Model contribution margin, CAC payback, and LTV for a startup
A clean analytics dashboard or notebook with business question, dataset, metrics, insights, and decision recommendation.
Build
Model, memo, dashboard, notebook, or deck.
Explain
Clear assumptions, insight, and recommendation.
Show
Resume bullet and interview story.
What you are doing
You are working as a Venture Capital. Your manager asks you to use Unit economics to answer a real business or investment question and present a decision-ready output.
Show that you can apply Unit economics in a practical analyst workflow, not only explain the theory.
What to make
A clean analytics dashboard or notebook with business question, dataset, metrics, insights, and decision recommendation.
Deliverables
- Brief
- Model or notebook
- Charts or dashboard
- Resume bullet
- Source and assumption log
- One-page executive summary
- Final output file
How to start
- Define the business question and stakeholder.

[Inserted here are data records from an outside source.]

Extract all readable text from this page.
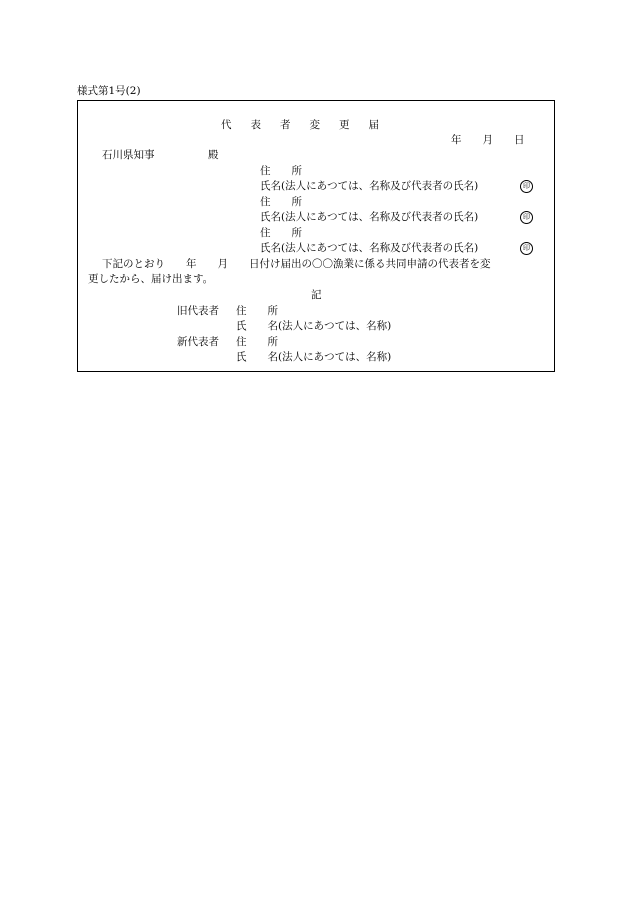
様式第1号(2)
代表者変更届
年　　月　　日
石川県知事	殿
住　　所
氏名(法人にあつては、名称及び代表者の氏名)	印
住　　所
氏名(法人にあつては、名称及び代表者の氏名)	印
住　　所
氏名(法人にあつては、名称及び代表者の氏名)	印
下記のとおり　　年　　月　　日付け届出の〇〇漁業に係る共同申請の代表者を変
更したから、届け出ます。
記
旧代表者 住　　所
氏　　名(法人にあつては、名称)
新代表者 住　　所
氏　　名(法人にあつては、名称)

- Create or source a dataset with a data dictionary.
- Choose 5-8 metrics that answer the question.
Step-by-step execution
- Clean data and document assumptions.
- Create SQL queries or Python transformations.

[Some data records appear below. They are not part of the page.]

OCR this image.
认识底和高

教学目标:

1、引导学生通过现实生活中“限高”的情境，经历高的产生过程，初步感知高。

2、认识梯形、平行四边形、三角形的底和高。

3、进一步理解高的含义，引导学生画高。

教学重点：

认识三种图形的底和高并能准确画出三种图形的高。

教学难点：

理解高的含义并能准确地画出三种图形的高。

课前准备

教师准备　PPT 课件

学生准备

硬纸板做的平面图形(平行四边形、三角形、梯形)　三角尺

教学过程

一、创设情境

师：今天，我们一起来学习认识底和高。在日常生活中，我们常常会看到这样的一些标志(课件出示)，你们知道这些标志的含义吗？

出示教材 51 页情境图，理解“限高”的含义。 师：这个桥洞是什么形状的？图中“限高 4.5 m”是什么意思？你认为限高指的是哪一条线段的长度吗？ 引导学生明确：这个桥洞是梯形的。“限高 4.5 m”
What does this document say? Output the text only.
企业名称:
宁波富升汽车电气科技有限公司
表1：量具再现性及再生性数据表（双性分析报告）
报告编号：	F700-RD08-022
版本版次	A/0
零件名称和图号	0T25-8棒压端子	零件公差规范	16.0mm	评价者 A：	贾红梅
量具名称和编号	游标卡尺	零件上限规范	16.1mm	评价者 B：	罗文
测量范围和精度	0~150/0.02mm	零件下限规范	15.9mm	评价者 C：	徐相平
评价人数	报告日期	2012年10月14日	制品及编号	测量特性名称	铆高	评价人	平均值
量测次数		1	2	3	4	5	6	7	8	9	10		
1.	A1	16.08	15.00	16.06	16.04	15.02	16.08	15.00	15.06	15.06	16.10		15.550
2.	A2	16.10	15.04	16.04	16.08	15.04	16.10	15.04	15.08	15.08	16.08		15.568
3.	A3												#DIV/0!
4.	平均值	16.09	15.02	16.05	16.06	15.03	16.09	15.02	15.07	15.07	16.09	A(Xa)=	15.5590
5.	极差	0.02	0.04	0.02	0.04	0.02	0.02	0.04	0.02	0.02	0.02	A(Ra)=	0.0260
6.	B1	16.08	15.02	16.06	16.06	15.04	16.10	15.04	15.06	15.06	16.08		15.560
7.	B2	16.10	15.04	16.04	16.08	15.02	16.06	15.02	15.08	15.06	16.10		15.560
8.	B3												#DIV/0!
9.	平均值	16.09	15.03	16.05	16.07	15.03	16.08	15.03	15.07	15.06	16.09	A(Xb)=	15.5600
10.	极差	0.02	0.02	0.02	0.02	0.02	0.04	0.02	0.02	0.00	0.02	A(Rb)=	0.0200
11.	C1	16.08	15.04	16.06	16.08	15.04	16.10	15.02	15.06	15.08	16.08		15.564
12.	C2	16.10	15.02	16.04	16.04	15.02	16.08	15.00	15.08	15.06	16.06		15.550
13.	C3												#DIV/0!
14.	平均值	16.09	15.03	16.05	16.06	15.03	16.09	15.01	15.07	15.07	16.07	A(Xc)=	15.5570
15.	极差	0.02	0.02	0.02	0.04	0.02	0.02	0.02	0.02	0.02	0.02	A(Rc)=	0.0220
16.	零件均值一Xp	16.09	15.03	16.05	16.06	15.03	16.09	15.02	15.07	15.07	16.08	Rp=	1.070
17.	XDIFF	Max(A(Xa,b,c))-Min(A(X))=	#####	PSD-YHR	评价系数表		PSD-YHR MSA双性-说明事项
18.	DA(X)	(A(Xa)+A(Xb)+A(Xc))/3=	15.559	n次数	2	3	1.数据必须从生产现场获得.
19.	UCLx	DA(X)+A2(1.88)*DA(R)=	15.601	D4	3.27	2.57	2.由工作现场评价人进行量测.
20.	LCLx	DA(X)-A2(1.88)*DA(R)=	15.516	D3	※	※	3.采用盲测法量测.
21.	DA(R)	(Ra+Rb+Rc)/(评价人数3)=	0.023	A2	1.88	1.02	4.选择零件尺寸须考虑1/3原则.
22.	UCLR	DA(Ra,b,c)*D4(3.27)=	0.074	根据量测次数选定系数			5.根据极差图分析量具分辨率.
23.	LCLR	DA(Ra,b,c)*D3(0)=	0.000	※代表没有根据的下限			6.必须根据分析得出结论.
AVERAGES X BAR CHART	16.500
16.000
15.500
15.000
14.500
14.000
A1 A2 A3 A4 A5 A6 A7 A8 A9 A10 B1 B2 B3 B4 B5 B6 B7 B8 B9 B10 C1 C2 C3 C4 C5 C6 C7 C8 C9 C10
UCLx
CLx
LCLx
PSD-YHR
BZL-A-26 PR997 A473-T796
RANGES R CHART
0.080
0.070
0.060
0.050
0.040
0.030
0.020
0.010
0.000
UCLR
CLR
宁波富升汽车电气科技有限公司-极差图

- Build visualizations for trend, mix, cohort, funnel, and exception analysis.
- Write insights and recommended actions.
- Package the final output so someone can read it without your explanation.
Data and sources
- Public Kaggle-style dataset
- Synthetic transaction dataset
- Company metrics from filings
- RBI/NPCI public statistics
- Open government data
Tools to use
- Spreadsheet
- Excel or Google Sheets
- PowerPoint / Google Slides
- Public filings
Quality rubric
- Metric definitions are clear.
- Charts answer real business questions.
- Data quality issues are documented.
- Insights lead to decisions.
- Dashboard avoids clutter and vanity metrics.
Resume bullet
Built a a clean analytics dashboard or notebook with business question, dataset, metrics, insights, and decision recommendation. for Unit economics, using Spreadsheet to convert raw information into a decision-ready finance output.
Interview talk track
- Problem: explain the business question and why it matters for Venture Capital.
- Method: describe the data collected, assumptions made, and analysis performed.
- Decision: state the recommendation, key risk, and what would change your view.